De veerdienst uit de vaart
De veerdienst tussen Veere en Kamperland werd uit de vaart genomen. Over de dammen rijden was goedkoper en makkelijker dan de
veerpont te nemen. Voor de toeristen kwamen in het seizoen de oude veerpontjes van vroeger terug. Tussen Wolphaartsdijk en Kortgene en tussen Veere en Kamperland. Ze zijn onderdeel van het bekende “rondje met een pontje”.
Scheepvaart op het Veerse Meer
Het meer maakt tegenwoordig deel uit van de scheepvaartroute. Vanaf Vlissingen kiest de binnenvaart het kanaal door Walcheren en gaat bij Veere het meer op, om dan via de sluis bij Kats de Oosterschelde op te varen. Zodoende kan men dan via de Krammersluis in de Philipsdam, het Volkerak, het Hollands Diep en de Dortse Kil naar Rotterdam en omgeving. Behalve de binnenvaart maakt ook een
cruiseschip hier regelmatig gebruik van. Ook diverse rondvaarten over het Veerse Meer zijn erg in trek.

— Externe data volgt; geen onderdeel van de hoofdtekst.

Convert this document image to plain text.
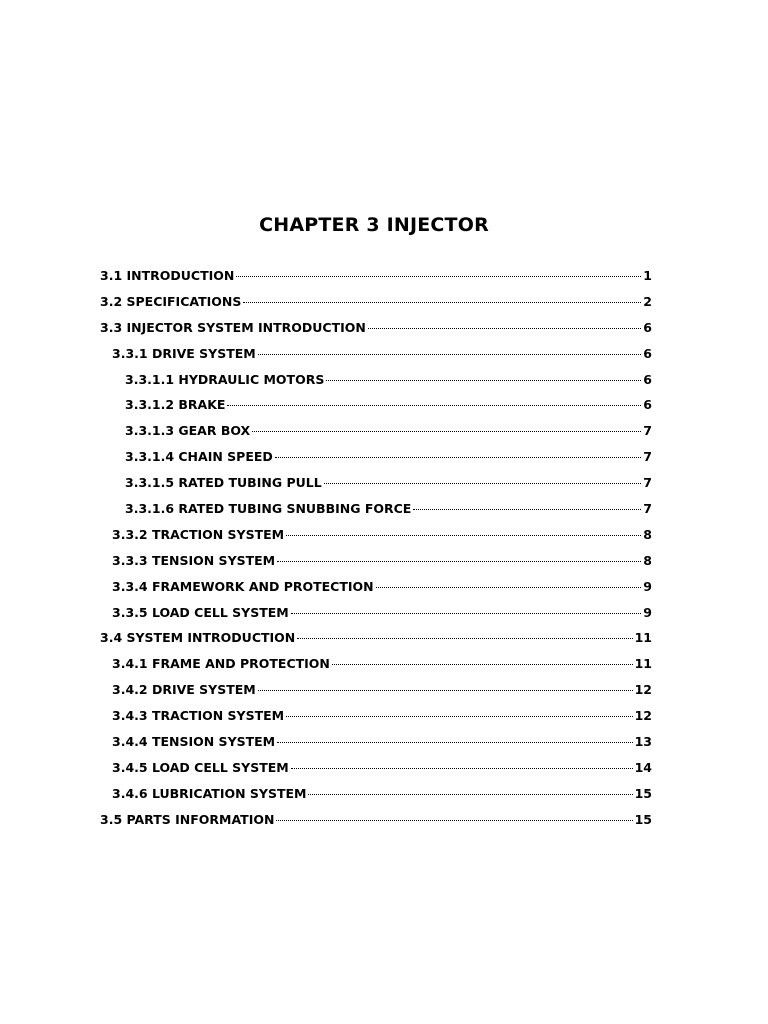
CHAPTER 3 INJECTOR
3.1 INTRODUCTION	1
3.2 SPECIFICATIONS	2
3.3 INJECTOR SYSTEM INTRODUCTION	6
3.3.1 DRIVE SYSTEM	6
3.3.1.1 HYDRAULIC MOTORS	6
3.3.1.2 BRAKE	6
3.3.1.3 GEAR BOX	7
3.3.1.4 CHAIN SPEED	7
3.3.1.5 RATED TUBING PULL	7
3.3.1.6 RATED TUBING SNUBBING FORCE	7
3.3.2 TRACTION SYSTEM	8
3.3.3 TENSION SYSTEM	8
3.3.4 FRAMEWORK AND PROTECTION	9
3.3.5 LOAD CELL SYSTEM	9
3.4 SYSTEM INTRODUCTION	11
3.4.1 FRAME AND PROTECTION	11
3.4.2 DRIVE SYSTEM	12
3.4.3 TRACTION SYSTEM	12
3.4.4 TENSION SYSTEM	13
3.4.5 LOAD CELL SYSTEM	14
3.4.6 LUBRICATION SYSTEM	15
3.5 PARTS INFORMATION	15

Recreatie op het meer en op het land
Zoals verwacht werd het Veerse Meer een toeristische trekpleister van formaat. De watersport nam enorm toe. Overal kwamen er jachthavens met veel aanlegplaatsen om iedereen een plaatsje te bieden. Op het land waren veel parkeerplaatsen nodig voor alle dagrecreanten. Zwemmen, zonnen, varen, fietsen, hengelen en surfen werden en zijn, favoriete bezigheden. Bekende terreinen zijn “de Piet” bij Wolphaartsdijk en de “ Schotsman” en “de Ruiterplaat” bij Kamperland.